Primer paso: castrar al niño. El 3 de julio de 1967 Bruce fue castrado por el Dr. Howard Jones, un colaborador de Money, y Bruce se convirtió en Brenda. Sus padres se pusieron manos a la obra. Sin embargo, nunca funcionó. La pequeña Brenda ignoraba las muñecas que le regalaban, adoraba pelear con sus amiguitos, construía fuertes en lugar de peinarse delante del espejo. En el baño, hacía pipí de pie. Los primeros años de colegio empeoraron muchísimo la situación. Brenda empezó a ser especialmente violenta y la suspendieron. Segundo paso: Vender el “éxito”. Mientras tanto, ajeno al sufrimiento familiar, Money publicó su libro, Man & Woman, Boy & Girl (Hombre y Mujer, Niño y Niña), en el que puso al mundo al corriente del extraordinario “caso de los gemelos” según el volumen, un “rotundo éxito” y una “prueba concluyente” de que “no se nace varón o hembra, sino que uno se convierte en varón o en hembra”. Al mismo tiempo, la obra es adoptada por el movimiento feminista. Y fue alabada en las primeras páginas del Time y del New York Times Book Review, lo que dio a su autor la indiscutible celebridad de un gurú.

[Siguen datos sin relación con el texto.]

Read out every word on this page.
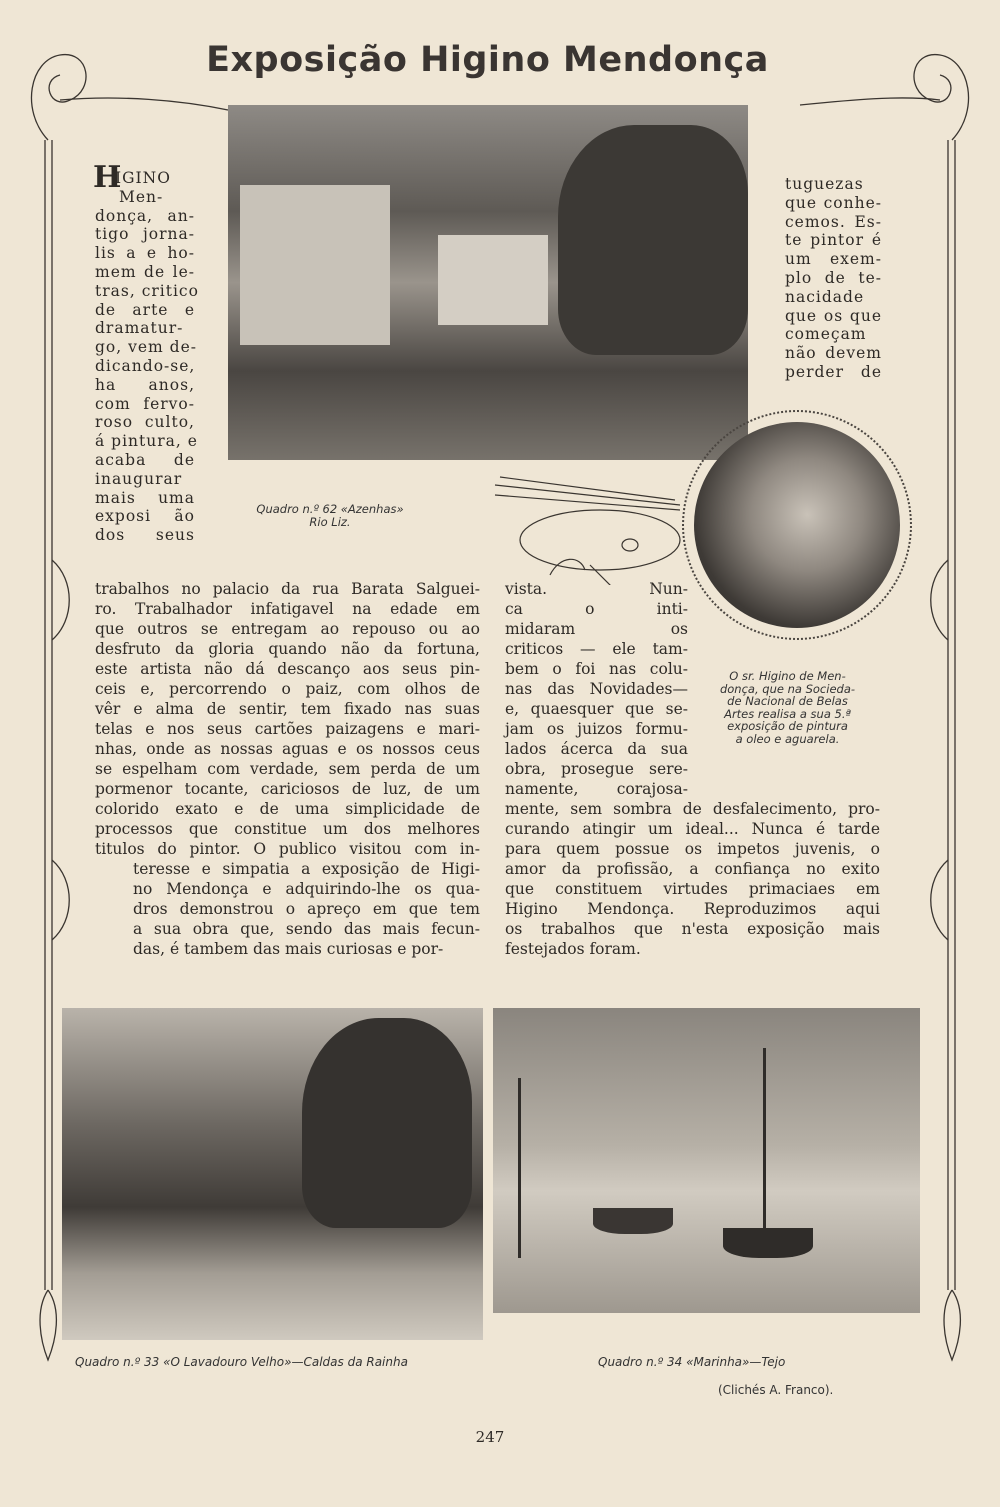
Exposição Higino Mendonça
Quadro n.º 62 «Azenhas»
Rio Liz.
O sr. Higino de Men-
donça, que na Socieda-
de Nacional de Belas
Artes realisa a sua 5.ª
exposição de pintura
a oleo e aguarela.
H
IGINO
Men-
donça, an-
tigo jorna-
lis a e ho-
mem de le-
tras, critico
de arte e
dramatur-
go, vem de-
dicando-se,
ha anos,
com fervo-
roso culto,
á pintura, e
acaba de
inaugurar
mais uma
exposi ão
dos seus
trabalhos no palacio da rua Barata Salguei-
ro. Trabalhador infatigavel na edade em
que outros se entregam ao repouso ou ao
desfruto da gloria quando não da fortuna,
este artista não dá descanço aos seus pin-
ceis e, percorrendo o paiz, com olhos de
vêr e alma de sentir, tem fixado nas suas
telas e nos seus cartões paizagens e mari-
nhas, onde as nossas aguas e os nossos ceus
se espelham com verdade, sem perda de um
pormenor tocante, cariciosos de luz, de um
colorido exato e de uma simplicidade de
processos que constitue um dos melhores
titulos do pintor. O publico visitou com in-
teresse e simpatia a exposição de Higi-
no Mendonça e adquirindo-lhe os qua-
dros demonstrou o apreço em que tem
a sua obra que, sendo das mais fecun-
das, é tambem das mais curiosas e por-
tuguezas
que conhe-
cemos. Es-
te pintor é
um exem-
plo de te-
nacidade
que os que
começam
não devem
perder de
vista. Nun-
ca o inti-
midaram os
criticos — ele tam-
bem o foi nas colu-
nas das Novidades—
e, quaesquer que se-
jam os juizos formu-
lados ácerca da sua
obra, prosegue sere-
namente, corajosa-
mente, sem sombra de desfalecimento, pro-
curando atingir um ideal... Nunca é tarde
para quem possue os impetos juvenis, o
amor da profissão, a confiança no exito
que constituem virtudes primaciaes em
Higino Mendonça. Reproduzimos aqui
os trabalhos que n'esta exposição mais
festejados foram.
Quadro n.º 33 «O Lavadouro Velho»—Caldas da Rainha	Quadro n.º 34 «Marinha»—Tejo
(Clichés A. Franco).
247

El mundo se dispone a adoptar la nueva ideología

Sólo un desconocido investigador llamado Milton Diamond se atrevió a expresar su perplejidad ante el caso. Pero fue ignorado. Al contrario, “el caso de los gemelos de Money fue decisivo para que se aceptara universalmente no sólo la teoría según la cual los seres humanos son, cuando nacen, psicosexualmente moldeables, sino también la cirugía de reasignación sexual como tratamiento para los niños con genitales ambiguos o dañados. El método, que antes se realizaba sólo en el Johns Hopkins, se difundió rápidamente y hoy se lleva a cabo en casi todos los principales hospitales del país”.

La realidad es completamente distinta y Money es consciente de ello

Brenda seguía comportándose «como un marimacho», defendía a su hermano en las peleas y le costaba estar con sus amigas. Periódicamente, los dos hermanos iban a la clínica de Money para ser sometidos a unos estresantes test psicológicos. Durante estas sesiones, a los dos gemelos de seis años se les mostraban imágenes de sexo explícitas “para reforzar su identidad/rol de género”. Los dos hermanos estaban obligados a simular actos sexuales entre ellos. En una ocasión, el Dr. Money “les hizo una foto con una Polaroid”. Para Brenda, estas sesiones, a las que se tenía que someter también sola, eran una tortura. Porque, además de los abusos, la Brenda diseñada imaginaba en sus sueños que era un veinteañero “con bigotes”, pero tenía miedo de decírselo a sus padres por temor a desilusionarlos.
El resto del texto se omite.